The awards recognize U.S.-based unpaid family caregivers for exceptional diligence and support in caregiving. The first-place winner was awarded $1,500; second- and third-place winners received $750 and $250, respectively.
“The awards really celebrate the heroic everyday efforts of this population,” said Bianca Padilla, cofounder and CEO of Carewell. “These people do their work hidden away in their homes and they deserve recognition for their unsung efforts.”
Out of 100 nominations, Patti Hopkins, a full-time 911 dispatcher from Colorado, was named the first-place winner. Hopkins cares for both her 85-year-old mother, who has macular degeneration and has suffered a series of falls, and her brother, who is bedridden and blind—and to whom she donated a kidney in 2006.
In describing caregiving experience, Hopkins wrote that answering 911 calls at work gives her perspective on her own situation. “[It] reminds me how lucky I am compared to a lot of other people who are perhaps experiencing the worst day of their lives,” she wrote.
Hopkins attends to every aspect of her loved ones’ needs, from attending to their medical needs to preparing food and running errands. She carefully orchestrates the schedule of appointments for each. Though she rarely gets a break, the pandemic has presented one silver lining: with so many medical appointments now online, Hopkins gets some relief from all the driving she used to do.
“We were moved by Patti’s dedication to her mother and brother,” said Padilla. “[We] saw in her story the experiences and challenges many family caregivers face—including balancing a full-time job and self-care with the demanding responsibilities of caregiving.”
A pre-pandemic study showed that one in five Americans—more than 50 million—serve as unpaid family caregivers. That number could be even higher today. According to the U.S. Carer Well-Being Index, 13% of caregivers surveyed this fall had become caregivers during the Covid-19 pandemic.

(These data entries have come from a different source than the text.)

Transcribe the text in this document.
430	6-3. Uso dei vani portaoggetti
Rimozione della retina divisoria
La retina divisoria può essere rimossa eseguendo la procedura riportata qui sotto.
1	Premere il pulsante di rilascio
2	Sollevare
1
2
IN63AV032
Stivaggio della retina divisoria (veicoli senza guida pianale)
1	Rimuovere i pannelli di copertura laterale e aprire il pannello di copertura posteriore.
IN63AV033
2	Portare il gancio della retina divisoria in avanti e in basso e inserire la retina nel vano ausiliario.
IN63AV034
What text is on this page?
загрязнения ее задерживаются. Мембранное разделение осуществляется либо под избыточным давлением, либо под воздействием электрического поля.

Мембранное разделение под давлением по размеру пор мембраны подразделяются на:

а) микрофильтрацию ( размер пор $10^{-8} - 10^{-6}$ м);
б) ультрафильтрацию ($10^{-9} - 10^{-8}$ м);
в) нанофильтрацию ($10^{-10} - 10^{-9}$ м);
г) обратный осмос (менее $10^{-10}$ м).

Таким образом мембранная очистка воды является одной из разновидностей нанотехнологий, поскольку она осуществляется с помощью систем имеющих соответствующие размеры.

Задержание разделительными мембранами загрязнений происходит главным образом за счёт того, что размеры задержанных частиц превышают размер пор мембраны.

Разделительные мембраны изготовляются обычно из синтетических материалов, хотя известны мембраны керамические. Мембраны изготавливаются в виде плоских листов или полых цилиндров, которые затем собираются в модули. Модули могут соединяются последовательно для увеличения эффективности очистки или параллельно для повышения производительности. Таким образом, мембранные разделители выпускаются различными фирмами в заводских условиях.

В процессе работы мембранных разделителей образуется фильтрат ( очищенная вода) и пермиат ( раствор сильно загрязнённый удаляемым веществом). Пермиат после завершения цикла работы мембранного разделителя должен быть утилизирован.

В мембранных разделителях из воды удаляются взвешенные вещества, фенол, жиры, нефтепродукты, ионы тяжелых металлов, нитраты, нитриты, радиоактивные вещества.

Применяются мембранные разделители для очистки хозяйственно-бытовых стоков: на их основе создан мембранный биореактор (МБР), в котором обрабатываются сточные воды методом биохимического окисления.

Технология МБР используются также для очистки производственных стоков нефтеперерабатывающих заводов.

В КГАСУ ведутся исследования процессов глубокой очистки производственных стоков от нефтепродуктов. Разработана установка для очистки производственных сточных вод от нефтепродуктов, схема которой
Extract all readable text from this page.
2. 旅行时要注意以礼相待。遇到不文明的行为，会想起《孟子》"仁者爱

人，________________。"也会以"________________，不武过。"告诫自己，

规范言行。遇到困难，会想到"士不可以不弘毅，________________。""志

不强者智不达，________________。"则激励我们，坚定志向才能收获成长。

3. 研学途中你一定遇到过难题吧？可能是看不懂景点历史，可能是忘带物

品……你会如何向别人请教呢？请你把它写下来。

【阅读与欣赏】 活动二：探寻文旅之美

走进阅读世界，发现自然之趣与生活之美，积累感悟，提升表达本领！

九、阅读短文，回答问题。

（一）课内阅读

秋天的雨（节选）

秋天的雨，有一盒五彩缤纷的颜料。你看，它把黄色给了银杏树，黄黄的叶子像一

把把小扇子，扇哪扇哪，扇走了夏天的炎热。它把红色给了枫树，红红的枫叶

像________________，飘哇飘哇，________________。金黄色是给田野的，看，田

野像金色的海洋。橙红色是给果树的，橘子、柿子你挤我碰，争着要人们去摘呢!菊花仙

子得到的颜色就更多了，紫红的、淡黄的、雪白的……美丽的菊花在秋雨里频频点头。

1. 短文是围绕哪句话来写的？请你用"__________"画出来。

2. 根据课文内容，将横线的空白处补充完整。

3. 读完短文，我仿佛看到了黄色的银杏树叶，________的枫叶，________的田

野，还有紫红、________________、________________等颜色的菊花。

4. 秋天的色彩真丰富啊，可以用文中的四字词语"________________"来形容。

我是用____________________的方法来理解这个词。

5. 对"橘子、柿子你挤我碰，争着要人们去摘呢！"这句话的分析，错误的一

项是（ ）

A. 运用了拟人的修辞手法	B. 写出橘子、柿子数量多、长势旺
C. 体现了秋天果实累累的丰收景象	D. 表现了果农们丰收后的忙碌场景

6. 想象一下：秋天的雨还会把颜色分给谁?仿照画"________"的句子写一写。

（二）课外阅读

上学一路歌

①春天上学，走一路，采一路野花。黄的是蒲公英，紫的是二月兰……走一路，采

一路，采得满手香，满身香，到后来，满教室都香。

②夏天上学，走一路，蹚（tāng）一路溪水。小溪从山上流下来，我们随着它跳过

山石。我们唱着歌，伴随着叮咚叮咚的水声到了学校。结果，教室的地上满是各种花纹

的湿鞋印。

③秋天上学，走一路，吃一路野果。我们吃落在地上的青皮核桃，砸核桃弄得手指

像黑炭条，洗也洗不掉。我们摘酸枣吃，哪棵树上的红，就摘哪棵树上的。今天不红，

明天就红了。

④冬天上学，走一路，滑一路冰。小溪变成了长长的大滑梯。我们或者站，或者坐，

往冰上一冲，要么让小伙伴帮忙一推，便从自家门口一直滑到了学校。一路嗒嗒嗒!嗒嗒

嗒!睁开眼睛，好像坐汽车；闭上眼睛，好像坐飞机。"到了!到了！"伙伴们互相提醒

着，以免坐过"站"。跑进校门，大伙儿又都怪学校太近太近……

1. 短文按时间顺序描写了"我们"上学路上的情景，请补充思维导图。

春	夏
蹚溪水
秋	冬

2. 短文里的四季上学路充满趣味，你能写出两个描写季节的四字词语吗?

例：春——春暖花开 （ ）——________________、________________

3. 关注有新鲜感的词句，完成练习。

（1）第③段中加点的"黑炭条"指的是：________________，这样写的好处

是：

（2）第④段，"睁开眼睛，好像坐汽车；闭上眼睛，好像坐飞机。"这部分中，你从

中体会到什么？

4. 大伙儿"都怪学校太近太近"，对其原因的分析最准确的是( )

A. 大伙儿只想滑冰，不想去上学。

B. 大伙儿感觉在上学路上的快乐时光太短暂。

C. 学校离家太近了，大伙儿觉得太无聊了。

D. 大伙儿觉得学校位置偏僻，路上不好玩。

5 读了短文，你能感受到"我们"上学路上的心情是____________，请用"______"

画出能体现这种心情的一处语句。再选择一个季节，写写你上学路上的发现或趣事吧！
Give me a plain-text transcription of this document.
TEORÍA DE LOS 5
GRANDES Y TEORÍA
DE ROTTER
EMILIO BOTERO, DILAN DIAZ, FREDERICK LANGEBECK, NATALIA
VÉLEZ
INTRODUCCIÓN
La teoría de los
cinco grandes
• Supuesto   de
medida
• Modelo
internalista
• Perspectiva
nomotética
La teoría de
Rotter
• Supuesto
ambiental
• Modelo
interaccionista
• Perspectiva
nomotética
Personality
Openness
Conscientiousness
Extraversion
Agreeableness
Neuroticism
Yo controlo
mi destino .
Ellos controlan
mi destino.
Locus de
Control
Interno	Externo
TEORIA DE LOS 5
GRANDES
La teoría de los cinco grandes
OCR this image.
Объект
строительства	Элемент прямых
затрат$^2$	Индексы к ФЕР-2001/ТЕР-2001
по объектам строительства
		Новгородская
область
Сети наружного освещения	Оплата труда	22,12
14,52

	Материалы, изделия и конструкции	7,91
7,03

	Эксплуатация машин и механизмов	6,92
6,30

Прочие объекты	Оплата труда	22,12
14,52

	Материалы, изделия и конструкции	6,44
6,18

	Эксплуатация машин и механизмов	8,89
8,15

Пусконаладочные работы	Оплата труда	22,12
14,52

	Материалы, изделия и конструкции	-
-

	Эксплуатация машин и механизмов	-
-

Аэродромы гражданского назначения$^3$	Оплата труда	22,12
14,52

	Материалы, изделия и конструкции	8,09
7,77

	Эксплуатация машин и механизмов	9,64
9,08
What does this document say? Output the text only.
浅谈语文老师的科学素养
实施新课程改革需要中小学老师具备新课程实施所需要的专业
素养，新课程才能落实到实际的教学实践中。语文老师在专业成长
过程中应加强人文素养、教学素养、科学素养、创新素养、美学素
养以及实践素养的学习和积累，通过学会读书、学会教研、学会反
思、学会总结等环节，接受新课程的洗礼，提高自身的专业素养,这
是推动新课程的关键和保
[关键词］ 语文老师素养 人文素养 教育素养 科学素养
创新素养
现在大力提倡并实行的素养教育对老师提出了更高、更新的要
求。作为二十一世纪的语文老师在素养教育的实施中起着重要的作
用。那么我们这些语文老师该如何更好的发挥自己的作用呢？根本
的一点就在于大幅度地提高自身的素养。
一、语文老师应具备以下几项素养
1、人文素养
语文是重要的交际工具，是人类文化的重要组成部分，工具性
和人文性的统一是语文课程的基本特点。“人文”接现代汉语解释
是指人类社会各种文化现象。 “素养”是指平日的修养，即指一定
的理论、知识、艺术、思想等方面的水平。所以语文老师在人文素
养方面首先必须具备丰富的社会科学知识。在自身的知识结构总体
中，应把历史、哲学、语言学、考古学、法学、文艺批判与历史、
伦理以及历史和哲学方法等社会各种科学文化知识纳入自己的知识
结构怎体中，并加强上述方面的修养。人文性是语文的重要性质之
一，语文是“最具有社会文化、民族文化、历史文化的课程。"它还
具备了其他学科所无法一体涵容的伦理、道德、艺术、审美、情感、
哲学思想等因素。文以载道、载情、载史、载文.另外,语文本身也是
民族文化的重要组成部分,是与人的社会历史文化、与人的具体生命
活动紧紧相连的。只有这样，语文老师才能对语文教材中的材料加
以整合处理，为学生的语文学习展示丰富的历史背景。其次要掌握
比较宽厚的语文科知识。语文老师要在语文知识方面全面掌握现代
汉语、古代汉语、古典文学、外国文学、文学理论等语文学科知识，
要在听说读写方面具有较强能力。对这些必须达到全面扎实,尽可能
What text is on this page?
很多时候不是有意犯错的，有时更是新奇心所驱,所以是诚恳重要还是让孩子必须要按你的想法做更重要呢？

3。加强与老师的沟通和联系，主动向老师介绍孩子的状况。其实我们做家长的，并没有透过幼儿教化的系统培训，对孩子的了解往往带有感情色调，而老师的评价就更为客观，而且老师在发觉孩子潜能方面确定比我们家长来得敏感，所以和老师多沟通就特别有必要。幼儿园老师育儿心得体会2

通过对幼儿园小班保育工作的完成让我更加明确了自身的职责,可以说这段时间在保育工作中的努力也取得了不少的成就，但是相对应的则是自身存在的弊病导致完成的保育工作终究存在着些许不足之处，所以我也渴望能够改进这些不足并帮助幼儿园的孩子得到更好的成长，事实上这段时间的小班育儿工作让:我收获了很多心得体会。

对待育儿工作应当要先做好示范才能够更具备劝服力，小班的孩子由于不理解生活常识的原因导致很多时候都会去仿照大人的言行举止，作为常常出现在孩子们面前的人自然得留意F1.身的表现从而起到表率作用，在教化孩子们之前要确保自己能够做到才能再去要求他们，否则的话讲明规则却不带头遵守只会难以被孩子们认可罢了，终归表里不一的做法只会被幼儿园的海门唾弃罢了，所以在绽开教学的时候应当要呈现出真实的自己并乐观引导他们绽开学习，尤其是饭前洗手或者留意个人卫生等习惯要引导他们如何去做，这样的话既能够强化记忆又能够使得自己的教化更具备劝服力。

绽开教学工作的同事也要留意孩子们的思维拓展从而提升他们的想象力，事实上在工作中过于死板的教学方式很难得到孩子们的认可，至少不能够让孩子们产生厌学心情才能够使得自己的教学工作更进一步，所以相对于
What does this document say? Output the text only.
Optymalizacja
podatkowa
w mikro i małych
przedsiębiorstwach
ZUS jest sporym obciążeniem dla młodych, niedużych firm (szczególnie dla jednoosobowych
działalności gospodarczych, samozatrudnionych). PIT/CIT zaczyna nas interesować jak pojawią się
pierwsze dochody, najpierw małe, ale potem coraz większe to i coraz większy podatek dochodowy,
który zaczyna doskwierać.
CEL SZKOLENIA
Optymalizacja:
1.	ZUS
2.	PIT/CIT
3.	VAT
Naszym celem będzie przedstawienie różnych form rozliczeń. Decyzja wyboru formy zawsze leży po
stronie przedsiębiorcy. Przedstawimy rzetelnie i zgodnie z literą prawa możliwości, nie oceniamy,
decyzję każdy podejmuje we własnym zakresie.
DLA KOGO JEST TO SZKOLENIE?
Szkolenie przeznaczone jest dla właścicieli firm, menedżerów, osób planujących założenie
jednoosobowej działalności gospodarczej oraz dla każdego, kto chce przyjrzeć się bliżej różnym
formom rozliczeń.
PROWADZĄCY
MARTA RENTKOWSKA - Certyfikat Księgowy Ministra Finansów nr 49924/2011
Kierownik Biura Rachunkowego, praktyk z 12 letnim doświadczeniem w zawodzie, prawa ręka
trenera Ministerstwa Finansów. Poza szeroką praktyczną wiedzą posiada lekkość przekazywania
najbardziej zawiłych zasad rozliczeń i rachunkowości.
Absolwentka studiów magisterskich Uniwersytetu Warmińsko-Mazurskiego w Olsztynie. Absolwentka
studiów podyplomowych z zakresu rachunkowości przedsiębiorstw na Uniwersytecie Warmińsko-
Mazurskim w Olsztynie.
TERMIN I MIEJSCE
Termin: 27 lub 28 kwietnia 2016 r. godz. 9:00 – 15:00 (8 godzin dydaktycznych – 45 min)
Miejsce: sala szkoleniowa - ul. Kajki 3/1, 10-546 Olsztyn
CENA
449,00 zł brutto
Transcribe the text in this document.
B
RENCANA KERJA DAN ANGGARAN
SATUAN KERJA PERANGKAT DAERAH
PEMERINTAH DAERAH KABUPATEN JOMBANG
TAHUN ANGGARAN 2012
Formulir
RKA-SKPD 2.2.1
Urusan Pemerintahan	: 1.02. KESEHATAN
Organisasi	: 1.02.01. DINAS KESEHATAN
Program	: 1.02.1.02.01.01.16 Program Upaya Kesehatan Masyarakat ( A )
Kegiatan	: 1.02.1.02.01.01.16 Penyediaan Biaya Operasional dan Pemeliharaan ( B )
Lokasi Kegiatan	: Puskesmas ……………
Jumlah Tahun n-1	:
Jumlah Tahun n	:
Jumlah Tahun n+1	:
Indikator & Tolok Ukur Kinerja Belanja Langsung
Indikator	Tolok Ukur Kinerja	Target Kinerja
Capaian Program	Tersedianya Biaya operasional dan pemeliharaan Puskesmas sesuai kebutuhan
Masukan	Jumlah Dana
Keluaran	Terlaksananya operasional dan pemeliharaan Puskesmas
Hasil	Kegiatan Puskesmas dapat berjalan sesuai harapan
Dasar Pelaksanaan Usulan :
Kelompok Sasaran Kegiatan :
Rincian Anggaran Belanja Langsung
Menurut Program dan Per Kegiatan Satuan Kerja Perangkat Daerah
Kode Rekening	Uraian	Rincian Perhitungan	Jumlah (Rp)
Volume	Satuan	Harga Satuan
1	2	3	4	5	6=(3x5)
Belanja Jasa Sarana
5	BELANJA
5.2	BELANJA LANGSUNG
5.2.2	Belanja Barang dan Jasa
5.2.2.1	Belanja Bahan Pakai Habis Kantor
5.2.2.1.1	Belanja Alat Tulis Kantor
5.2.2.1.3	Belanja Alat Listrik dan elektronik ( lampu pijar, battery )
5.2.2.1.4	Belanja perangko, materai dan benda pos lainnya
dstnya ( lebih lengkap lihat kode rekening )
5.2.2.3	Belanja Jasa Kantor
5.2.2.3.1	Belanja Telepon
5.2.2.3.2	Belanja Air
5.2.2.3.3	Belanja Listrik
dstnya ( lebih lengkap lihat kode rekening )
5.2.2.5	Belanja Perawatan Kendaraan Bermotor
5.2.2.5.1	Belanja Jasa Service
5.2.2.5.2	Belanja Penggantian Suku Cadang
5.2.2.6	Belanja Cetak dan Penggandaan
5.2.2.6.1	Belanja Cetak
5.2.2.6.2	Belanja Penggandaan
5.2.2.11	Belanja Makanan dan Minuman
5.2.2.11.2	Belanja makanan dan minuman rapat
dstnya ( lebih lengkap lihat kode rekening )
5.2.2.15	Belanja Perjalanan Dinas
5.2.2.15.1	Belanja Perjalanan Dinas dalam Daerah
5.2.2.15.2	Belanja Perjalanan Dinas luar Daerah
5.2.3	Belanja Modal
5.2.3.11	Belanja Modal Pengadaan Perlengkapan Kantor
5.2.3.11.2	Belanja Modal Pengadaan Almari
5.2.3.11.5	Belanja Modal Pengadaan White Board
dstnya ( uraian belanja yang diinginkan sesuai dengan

Caregiving has substantial economic impacts on individuals and society. Unpaid caregivers provide the equivalent of $306 billion in labor, but providing that unpaid labor comes at a direct cost to caregivers.
In a survey Carewell conducted in October 2020, 38% of caregivers reported worrying about finances. More than half of caregivers reported not working outside the home. Of those who work in paid roles, 70% reported missing work because of caregiving.
On top of lost income, caregivers face increased out-of-pocket expenses as part of caregiving. Thirty-six percent reported spending between $1,000 and $5,000 on caregiving-related costs; 16% spent more than $10,000.
These costs can hit especially hard for caregivers in the “sandwich generation,” who may be saving for their own retirement or their children’s education while caring for relatives in need.
“It makes a huge dent and a huge impact in their lives,” said Padilla. “A lot of times the person that they’re caring for just can’t afford it.”
Caregivers, then, face the difficult choice: spending their own money or saying no to products and services their loved one needs.
“We felt that there was a need for a financial reward,” said Padilla. She hopes, over time, to be able to increase the reward and extend it to more caregivers.
The award judges included Padilla and her cofounder Jonathan Magolnick; Abby Levy, managing partner and cofounder of Primetime Partners (one of Carewell’s investors); and Connie Chow, founder of DailyCaring.